The Ettwein portraits were two of three Haidt paintings known to be in private hands, Dreydoppel said. She said there could be others that were not attributed to Haidt, because he rarely signed his works.

The Ettwein portraits were painted in 1754, the year the Ettweins and Haidt came to America.

"The Ettweins came over on the same boat as John Valentine Haidt and the family legend says the portraits were done on the voyage," Dreydoppel said.

The portraits depict Ettwein as a young man rather than the older, more stern man shown in later portraits. The portrait of Mrs. Ettwein is the only one known to exist.

Ettwein, a Moravian minister, became the Moravian church's chief spokesman to the Continental Congress during the Revolutionary War. He helped minimize the effects of the war on the Moravian community, and often visited sick and wounded soldiers when the Brethren's House in Bethlehem was used as a military hospital.

He traveled throughout the United States, but Bethlehem remained his home. He and his wife are buried in God's Acre.

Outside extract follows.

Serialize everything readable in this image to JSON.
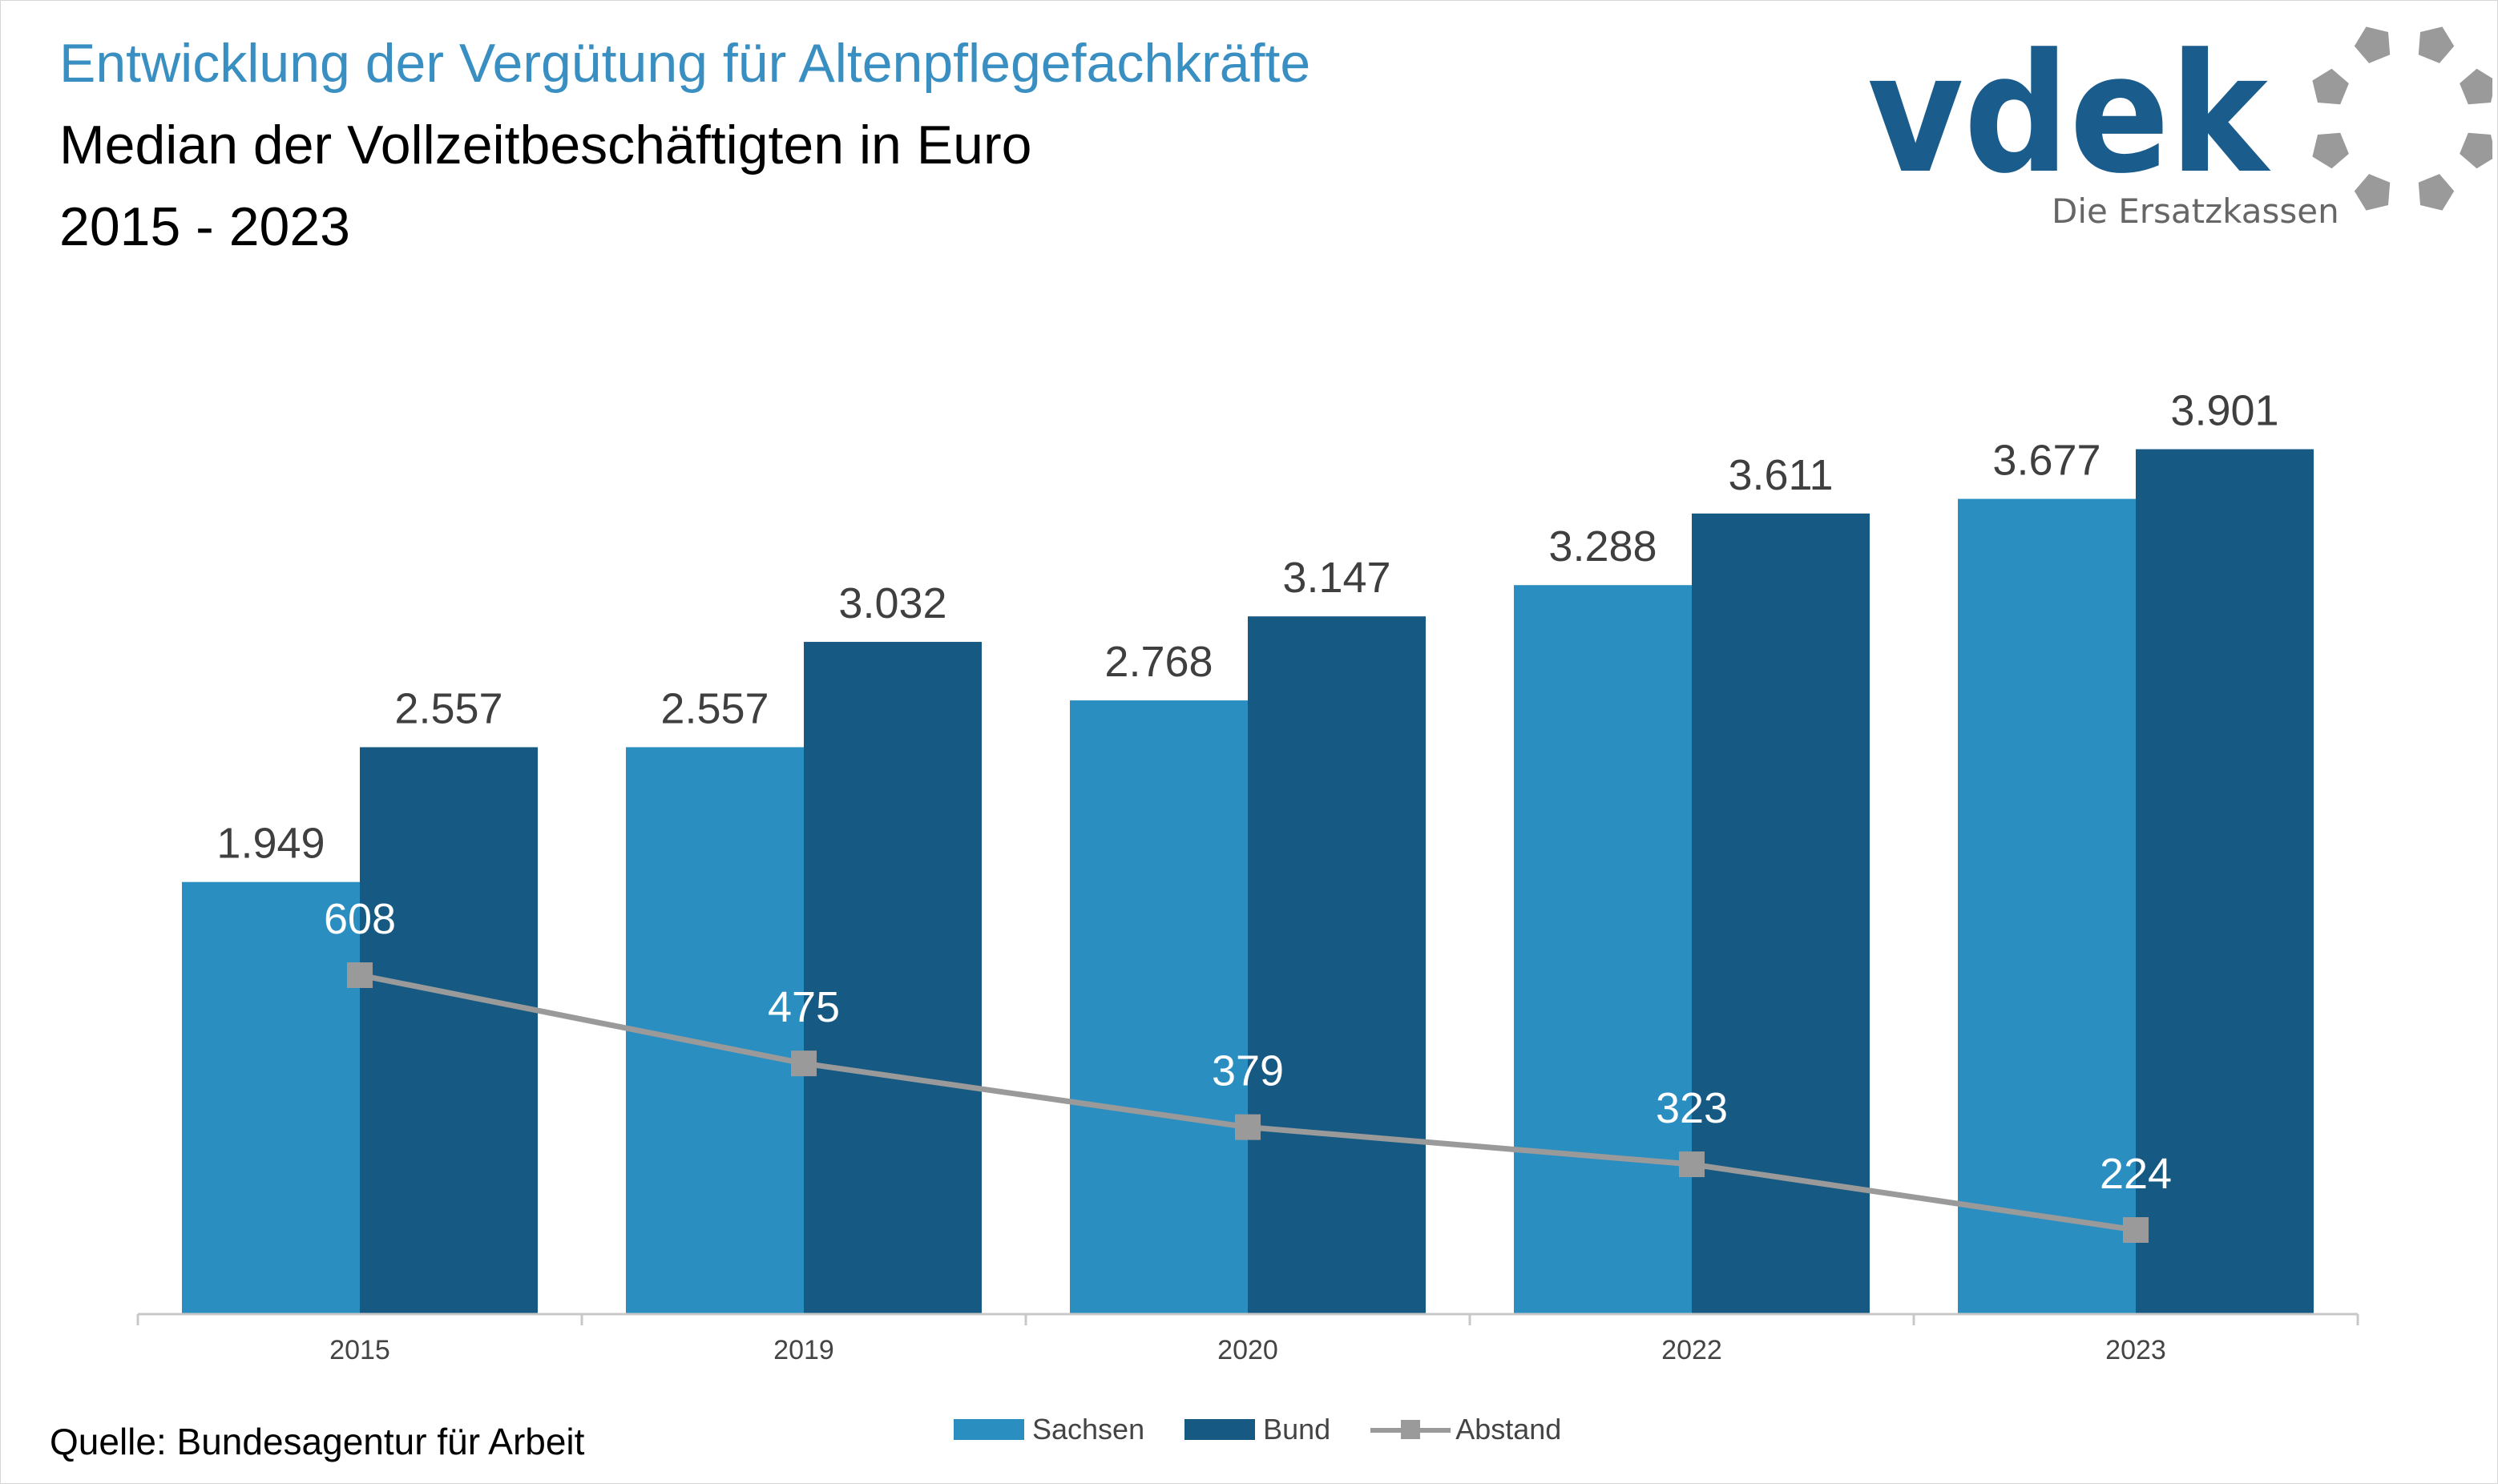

Less is known about the portraits.

Their history prior to the 1920s is a mystery. They were lent by Mebus' grandmother to Northampton County Historical and Geneaological Society in Easton, where they were on display for years. Mebus then lent them to the Metropolitan Museum, which did conservation work on the paintings.

Their future is more certain.

The portraits have been added to the "Favored Bethlehem" exhibit on display at Whitefield House. The exhibit runs through January 1992.